A little kid, maybe seven or eight, goes into the Juvenile section and starts to look at books. Her mom comes after her and says, "Not these books, they are too hard for you. You're in __ grade and so you must read books out of the ____ section."

What is it about this scenario that bothers me? Well, the little girl was only looking at Juvenile cooking books. She was reading them, and she was old enough to cook the recipes from them, so how were they too hard for her?

I think parents sometimes rely too much on groupings and grades that schools use to organize. I was homeschooled, and growing up I loved the library. I picked out my own books, huge stacks of them, and it didn't matter what grade level they were at. I just picked what interested me.

I think it's possible that this system of reading levels is taking the love of reading from children. To be repeatedly told that something is too hard for you when it really isn't has to have some kind of effect. Staying inside your age group of books means you will never be challenged by anything you read.

I have been reading from the adult and children's sections for a long time. My love of classic literature started when I was a kid, something that would have never developed if I had been limited in my reading choices.

Now, I'm not saying you should give kids just anything to read. It still has to be appropriate, and I think it is the parent's right to approve books their children are reading. However, I think the child should choose what he or she really wants to read.

And please, never tell a child that a book is too hard. You might regret it when he believes you and thinks reading in general is too hard to be bothered with.



Marian said...

I agree about the reading levels problem! Because really, even if a child doesn't understand every single word or plot twist in the story, it doesn't mean they won't gain anything from trying to read a difficult book.

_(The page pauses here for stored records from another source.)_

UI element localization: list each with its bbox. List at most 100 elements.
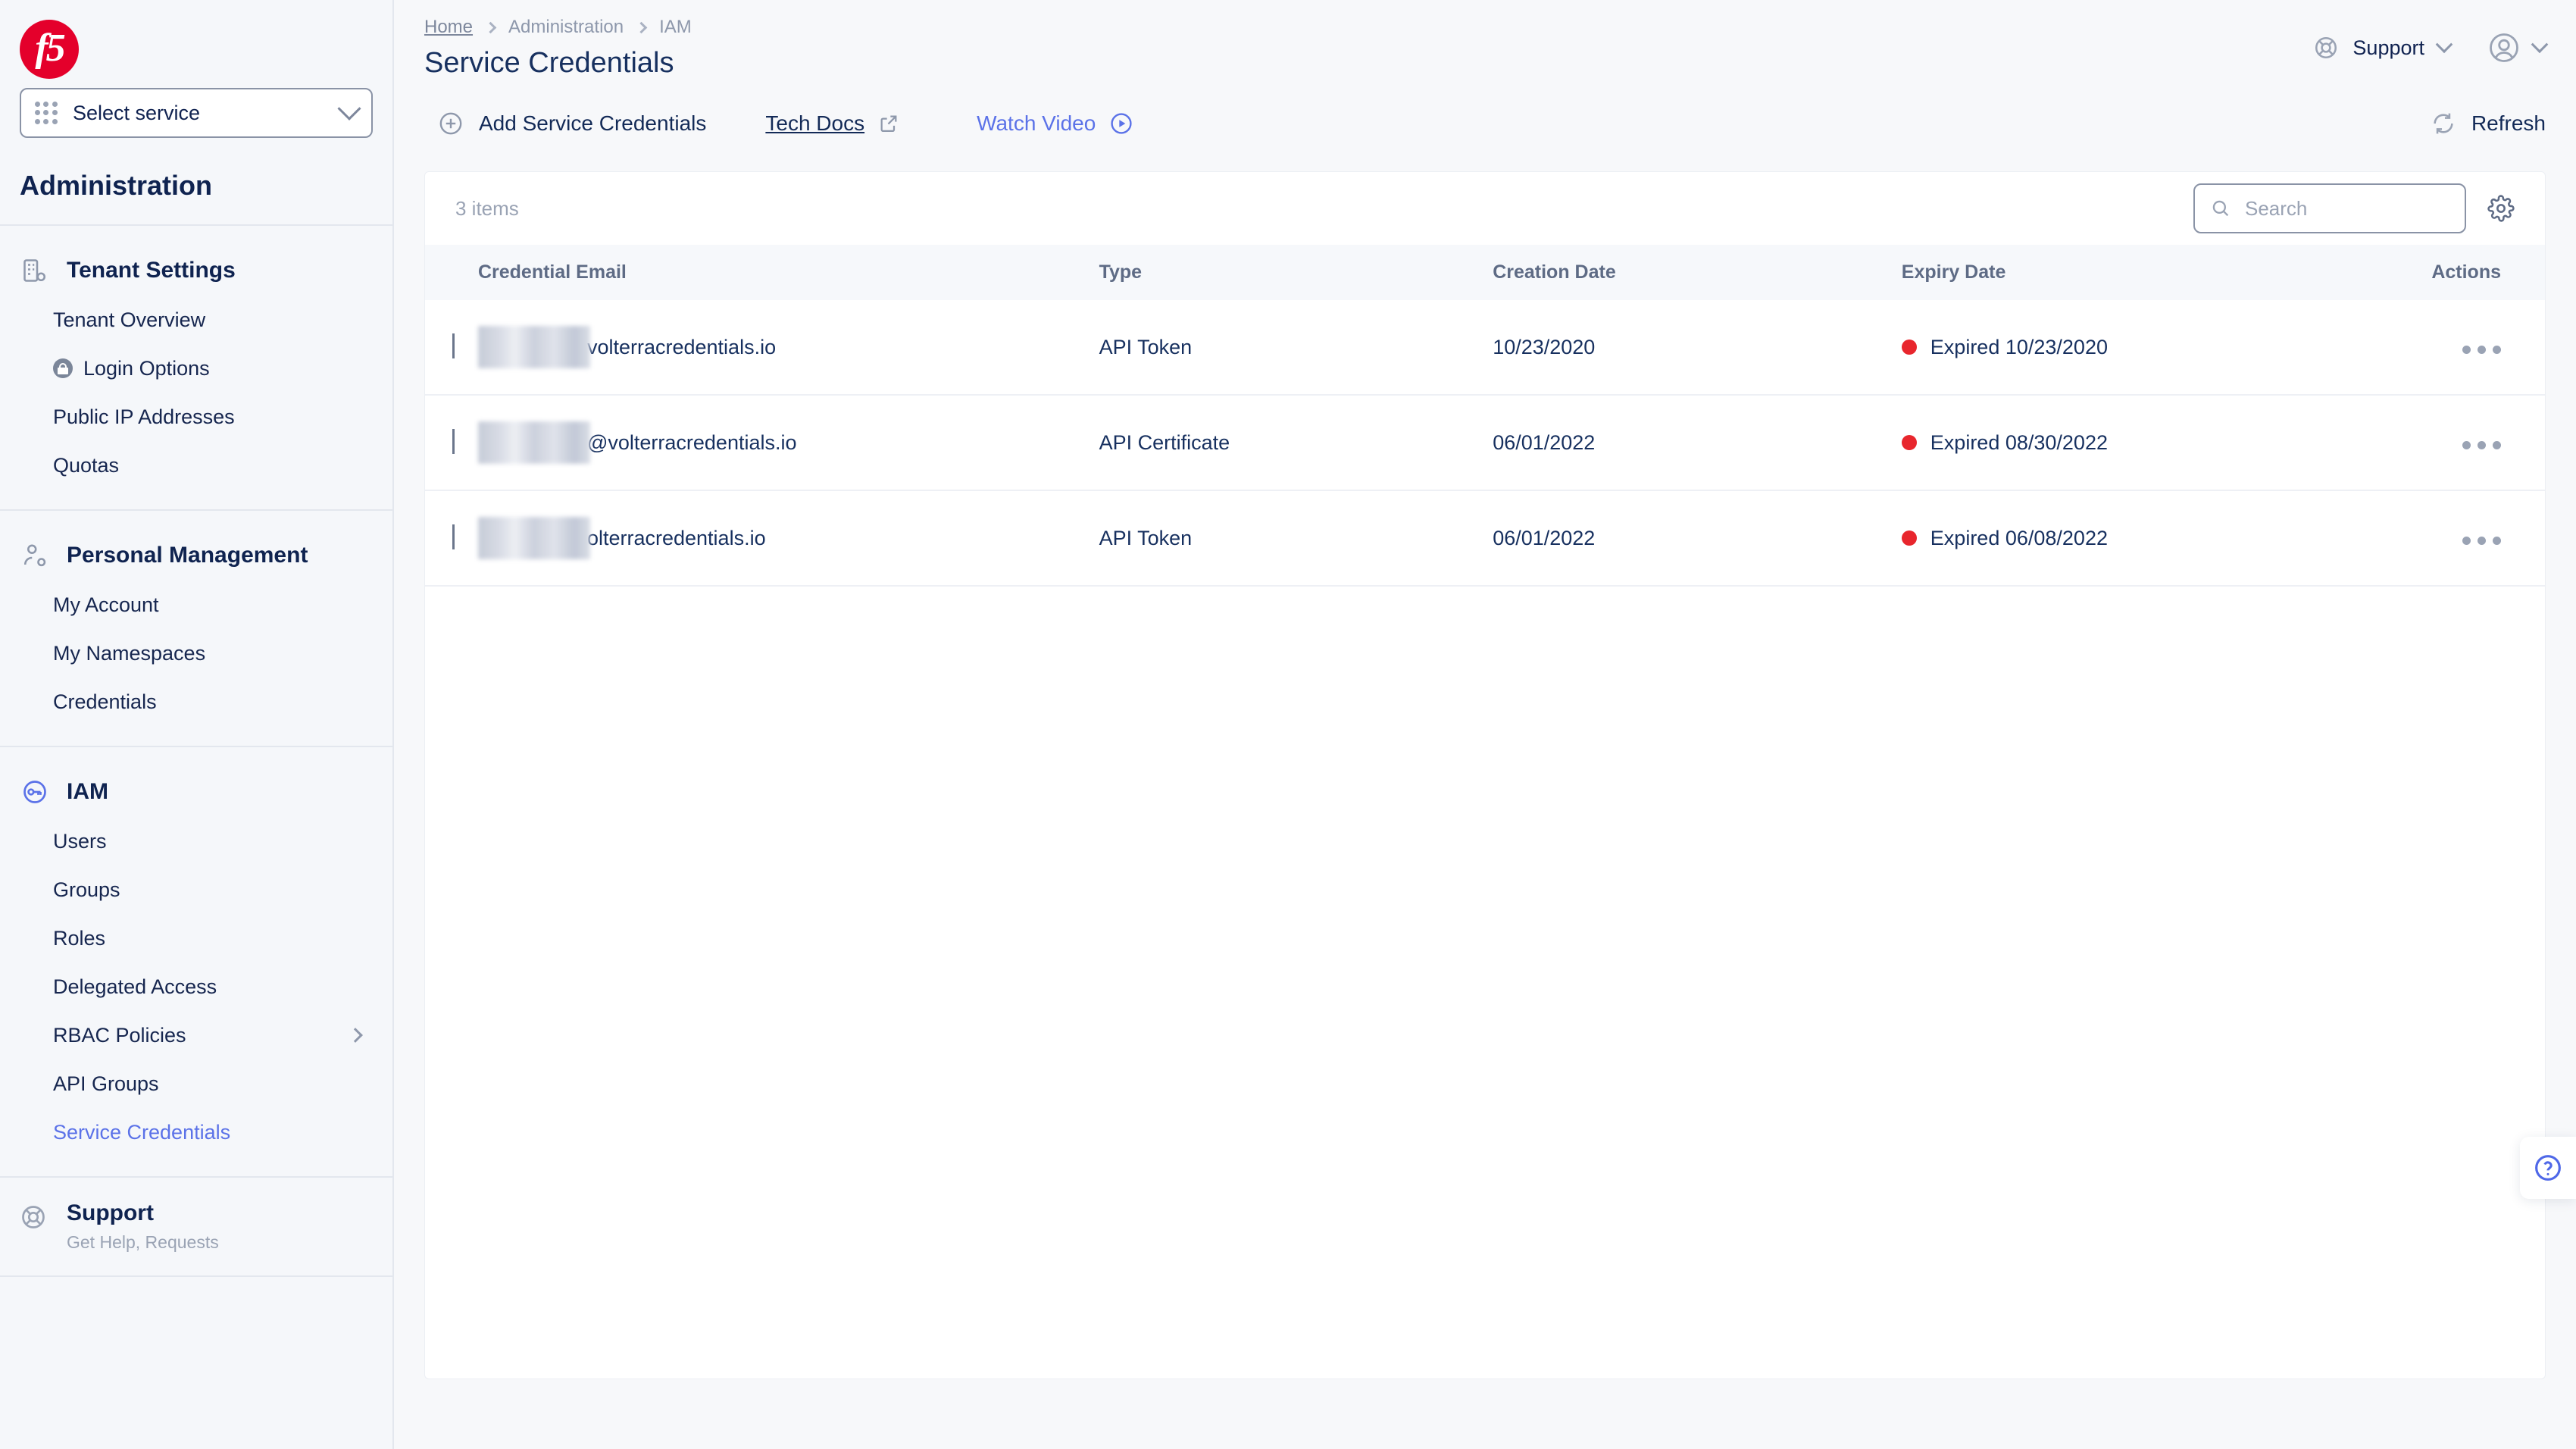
- lifebuoy-icon: [20, 1203, 50, 1235]
- external-link-icon: [878, 113, 899, 134]
- sidebar-item-public-ip-addresses[interactable]: Public IP Addresses: [0, 393, 392, 441]
- chevron-down-icon: [337, 97, 361, 120]
- service-selector[interactable]: Select service: [20, 88, 373, 138]
- col-expiry-date: Expiry Date: [1902, 245, 2432, 300]
- expand-row-chevron-icon[interactable]: [452, 429, 455, 454]
- lifebuoy-icon: [2313, 35, 2339, 61]
- sidebar-item-login-options[interactable]: Login Options: [0, 344, 392, 393]
- f5-logo-icon[interactable]: f5: [20, 20, 79, 79]
- sidebar-item-label: API Groups: [53, 1072, 159, 1096]
- credential-email-suffix: @volterracredentials.io: [587, 431, 797, 455]
- section-header-iam[interactable]: IAM: [0, 767, 392, 817]
- section-header-tenant-settings[interactable]: Tenant Settings: [0, 246, 392, 296]
- account-menu-button[interactable]: [2488, 32, 2546, 64]
- sidebar-item-roles[interactable]: Roles: [0, 914, 392, 962]
- breadcrumb-separator-icon: [636, 21, 648, 33]
- status-badge: Expired 10/23/2020: [1930, 336, 2108, 359]
- col-credential-email: Credential Email: [478, 245, 1099, 300]
- search-container[interactable]: [2193, 183, 2466, 233]
- sidebar-support-block[interactable]: Support Get Help, Requests: [0, 1176, 392, 1277]
- f5-logo-text: f5: [20, 20, 79, 79]
- cell-credential-email: volterracredentials.io: [478, 300, 1099, 395]
- sidebar-item-label: Service Credentials: [53, 1121, 230, 1144]
- items-count: 3 items: [455, 197, 519, 221]
- kebab-menu-icon[interactable]: [2462, 441, 2501, 449]
- sidebar-item-my-account[interactable]: My Account: [0, 581, 392, 629]
- cell-credential-email: olterracredentials.io: [478, 490, 1099, 586]
- table-row[interactable]: volterracredentials.io API Token 10/23/2…: [425, 300, 2545, 395]
- plus-circle-icon: [438, 111, 464, 136]
- status-dot-icon: [1902, 530, 1917, 546]
- section-title: Personal Management: [67, 543, 308, 568]
- sidebar-item-users[interactable]: Users: [0, 817, 392, 865]
- chevron-right-icon: [348, 1028, 363, 1043]
- sidebar-item-rbac-policies[interactable]: RBAC Policies: [0, 1011, 392, 1059]
- search-icon: [2210, 198, 2231, 219]
- table-row[interactable]: @volterracredentials.io API Certificate …: [425, 395, 2545, 490]
- help-button[interactable]: [2520, 1137, 2576, 1199]
- kebab-menu-icon[interactable]: [2462, 346, 2501, 354]
- section-header-personal-management[interactable]: Personal Management: [0, 530, 392, 581]
- support-menu-button[interactable]: Support: [2313, 35, 2450, 61]
- breadcrumb-item-administration[interactable]: Administration: [508, 17, 624, 38]
- cell-creation-date: 06/01/2022: [1493, 395, 1902, 490]
- user-settings-icon: [20, 542, 50, 569]
- sidebar-item-delegated-access[interactable]: Delegated Access: [0, 962, 392, 1011]
- tech-docs-link[interactable]: Tech Docs: [765, 111, 899, 136]
- expand-row-chevron-icon[interactable]: [452, 524, 455, 549]
- kebab-menu-icon[interactable]: [2462, 537, 2501, 545]
- expand-row-chevron-icon[interactable]: [452, 333, 455, 358]
- add-service-credentials-label: Add Service Credentials: [479, 111, 706, 136]
- support-menu-label: Support: [2352, 36, 2424, 60]
- sidebar-item-my-namespaces[interactable]: My Namespaces: [0, 629, 392, 678]
- nav-section-personal-management: Personal Management My Account My Namesp…: [0, 509, 392, 746]
- redacted-email-block: [478, 326, 590, 368]
- sidebar-item-api-groups[interactable]: API Groups: [0, 1059, 392, 1108]
- breadcrumb-item-home[interactable]: Home: [424, 17, 473, 38]
- cell-type: API Certificate: [1099, 395, 1493, 490]
- action-toolbar: Add Service Credentials Tech Docs Watch …: [394, 89, 2576, 158]
- play-circle-icon: [1109, 111, 1133, 136]
- sidebar-item-tenant-overview[interactable]: Tenant Overview: [0, 296, 392, 344]
- cell-type: API Token: [1099, 300, 1493, 395]
- breadcrumb-separator-icon: [485, 21, 497, 33]
- sidebar-item-service-credentials[interactable]: Service Credentials: [0, 1108, 392, 1156]
- section-title: Tenant Settings: [67, 258, 236, 283]
- add-service-credentials-button[interactable]: Add Service Credentials: [438, 111, 706, 136]
- watch-video-link[interactable]: Watch Video: [977, 111, 1133, 136]
- key-circle-icon: [20, 778, 50, 806]
- refresh-button[interactable]: Refresh: [2431, 111, 2546, 136]
- refresh-icon: [2431, 111, 2456, 136]
- cell-creation-date: 06/01/2022: [1493, 490, 1902, 586]
- sidebar-item-label: Groups: [53, 878, 120, 902]
- sidebar-item-label: RBAC Policies: [53, 1024, 186, 1047]
- nav-section-iam: IAM Users Groups Roles Delegated Access …: [0, 746, 392, 1176]
- sidebar-item-label: Public IP Addresses: [53, 405, 235, 429]
- sidebar-item-label: Roles: [53, 927, 105, 950]
- sidebar-filler: [0, 1277, 392, 1449]
- credential-email-suffix: volterracredentials.io: [587, 336, 776, 359]
- logo-container: f5: [0, 0, 392, 85]
- search-input[interactable]: [2245, 197, 2449, 221]
- watch-video-label: Watch Video: [977, 111, 1096, 136]
- breadcrumb-item-iam[interactable]: IAM: [659, 17, 692, 38]
- table-settings-gear-icon[interactable]: [2487, 195, 2515, 222]
- sidebar-item-credentials[interactable]: Credentials: [0, 678, 392, 726]
- status-dot-icon: [1902, 340, 1917, 355]
- credentials-panel: 3 items: [424, 171, 2546, 1379]
- sidebar-item-label: Tenant Overview: [53, 308, 205, 332]
- cell-credential-email: @volterracredentials.io: [478, 395, 1099, 490]
- question-circle-icon: [2533, 1153, 2563, 1183]
- sidebar-item-groups[interactable]: Groups: [0, 865, 392, 914]
- sidebar: f5 Select service Administration: [0, 0, 394, 1449]
- row-expand-cell: [425, 490, 478, 586]
- grid-dots-icon: [35, 102, 58, 124]
- sidebar-item-quotas[interactable]: Quotas: [0, 441, 392, 490]
- service-selector-label: Select service: [73, 102, 341, 125]
- sidebar-item-label: My Namespaces: [53, 642, 205, 665]
- row-expand-cell: [425, 300, 478, 395]
- sidebar-item-label: My Account: [53, 593, 159, 617]
- table-row[interactable]: olterracredentials.io API Token 06/01/20…: [425, 490, 2545, 586]
- cell-type: API Token: [1099, 490, 1493, 586]
- cell-expiry-date: Expired 10/23/2020: [1902, 300, 2432, 395]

As a kid, I certainly didn't understand everything I read in classic lit, but I got the gist of the story; and it was that appreciation of the story which encouraged me to continue reading classics.

And like you said, it's also good to read children's lit, too. The Snowman, for example, has got to be one of the most poignant short stories I've watched/read.

Faith said...

H! I tagged you!


Anonymous said...

Wow! I completely agree. Maturity level is what parents might look at when limiting. Not nessesarily the ability to read the material.
My brother had difficulty with reading. So we let him pick out his own books. Of course he started with little picture books but when my sister casually handed him a book she'd been reading. Mom never dared to say it might be too difficult. She just wanted him to read.
So often we get wrapped up in what others say we forget to have a life of our own. Don't limit, help them with it.
I'm not saying to let them indilgue in whatever books they pick up. I'm not so sure you want to let them poke at 'Nora Roberts' or 'The Twilight Saga.'(My opinion) I'm not sure anyone is ever mature enough, or should be, for somethings.
Great post! Thanks!

Elinor Dashwood said...

Ugh, that *is* annoying!! I was reading "Anne of Green Gables" by the time I was eight, and though I probably didn't understand a lot of it, it was still challenging my mind and helping me to grow in my reading skills.
That's sad how some people discourage their kids like that.

Celine said...

That is SO frustrating! My friend and I were recently talking about that.

Age has nothing to do with development, I think. ( I suppose this is the logic of Unschoolers?)

Michelle said...

I totally agree!!! When I was four I wanted to do "school" like my older cousins, so my mom bought me those "learn your shapes/colors/etc" books and by the time I was five I was reading American Girl books.. (that's what made my parents decide to homeschool me and my two younger brothers)..
If they had denied me the joy of learning to read until I went to Kindergarten and learned my ABC's, I would never have become the person I am today.